Approach 2: Hash Set Tracking

Intuition We can iterate through the dataset once, maintaining a record of rows we have already encountered. If a row has been seen before, we skip it; otherwise, we add it to our result.

Steps

  • Initialize an empty Set to store unique identifiers of rows.
  • Initialize an empty list/array for the result.
  • Iterate through each row in the input.
  • Convert the row into a hashable string key.
  • If the key is not in the Set, add the row to the result and add the key to the Set.
  • Return the result.
python
import pandas as pd

def dropDuplicateRows(customers: pd.DataFrame) -> pd.DataFrame:
    seen = set()
    result = []
    for index, row in customers.iterrows():
        # Create a tuple of the row values to use as a hashable key
        key = tuple(row)
        if key not in seen:
            seen.add(key)
            result.append(row)
    return pd.DataFrame(result)

Complexity

  • Time: O(n * m) where n is the number of rows and m is the number of columns (due to string concatenation/joining).
  • Space: O(n) to store the keys and result.
  • Notes: This approach is generic and works in any language, though slightly slower than built-in optimized methods.

Approach 3: Sorting and Grouping

Intuition If we sort the rows, duplicate rows will be adjacent to each other.

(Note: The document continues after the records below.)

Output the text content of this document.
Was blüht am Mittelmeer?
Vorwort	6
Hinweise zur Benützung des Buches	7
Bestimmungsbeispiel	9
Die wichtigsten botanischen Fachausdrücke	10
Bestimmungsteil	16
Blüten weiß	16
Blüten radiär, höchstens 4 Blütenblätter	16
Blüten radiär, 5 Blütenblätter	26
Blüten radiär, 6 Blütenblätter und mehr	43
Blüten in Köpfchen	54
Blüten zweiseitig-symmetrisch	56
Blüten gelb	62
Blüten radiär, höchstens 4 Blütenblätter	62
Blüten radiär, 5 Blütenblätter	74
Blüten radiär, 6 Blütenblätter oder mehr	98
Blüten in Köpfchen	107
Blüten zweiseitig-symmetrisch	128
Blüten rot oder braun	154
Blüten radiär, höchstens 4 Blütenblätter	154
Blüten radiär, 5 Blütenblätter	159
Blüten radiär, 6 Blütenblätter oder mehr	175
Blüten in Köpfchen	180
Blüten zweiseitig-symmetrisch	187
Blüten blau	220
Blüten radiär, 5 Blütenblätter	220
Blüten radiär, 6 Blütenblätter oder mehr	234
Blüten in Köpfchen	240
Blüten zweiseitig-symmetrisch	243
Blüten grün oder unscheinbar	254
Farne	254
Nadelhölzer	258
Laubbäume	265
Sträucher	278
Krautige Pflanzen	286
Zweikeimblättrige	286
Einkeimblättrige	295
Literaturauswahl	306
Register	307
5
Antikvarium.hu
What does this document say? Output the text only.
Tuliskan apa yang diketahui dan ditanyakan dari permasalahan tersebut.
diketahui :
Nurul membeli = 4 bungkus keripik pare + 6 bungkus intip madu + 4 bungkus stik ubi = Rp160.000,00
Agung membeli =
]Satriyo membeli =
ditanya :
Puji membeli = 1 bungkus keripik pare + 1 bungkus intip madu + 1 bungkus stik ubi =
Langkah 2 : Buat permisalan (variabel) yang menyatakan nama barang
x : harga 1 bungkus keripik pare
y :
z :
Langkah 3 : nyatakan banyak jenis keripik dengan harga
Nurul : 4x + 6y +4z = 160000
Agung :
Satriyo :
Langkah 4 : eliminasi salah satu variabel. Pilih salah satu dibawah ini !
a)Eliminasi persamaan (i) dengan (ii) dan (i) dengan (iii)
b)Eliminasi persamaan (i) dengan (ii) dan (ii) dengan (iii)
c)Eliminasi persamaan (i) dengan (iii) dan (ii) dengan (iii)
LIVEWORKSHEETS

We can then iterate through the sorted list and keep a row only if it is different from the previous one.

Steps

  • Sort the dataset based on all columns.
  • Initialize a result list.
  • Iterate through the sorted rows.
  • If the current row is different from the last row added to the result, add it.
  • Return the result.
python
import pandas as pd

def dropDuplicateRows(customers: pd.DataFrame) -> pd.DataFrame:
    # Sort by all columns to bring duplicates together
    customers_sorted = customers.sort_values(by=customers.columns.tolist())
    # Drop duplicates while keeping the first occurrence (which is now the first in sorted order)
    # Note: This changes the original order of rows.
    return customers_sorted.drop_duplicates()

Complexity

  • Time: O(n log n) due to sorting.
  • Space: O(1) or O(n) depending on the sorting implementation.
  • Notes: This approach is generally slower than hash-based methods (O(n)) due to the sorting step, and it does not preserve the original order of rows.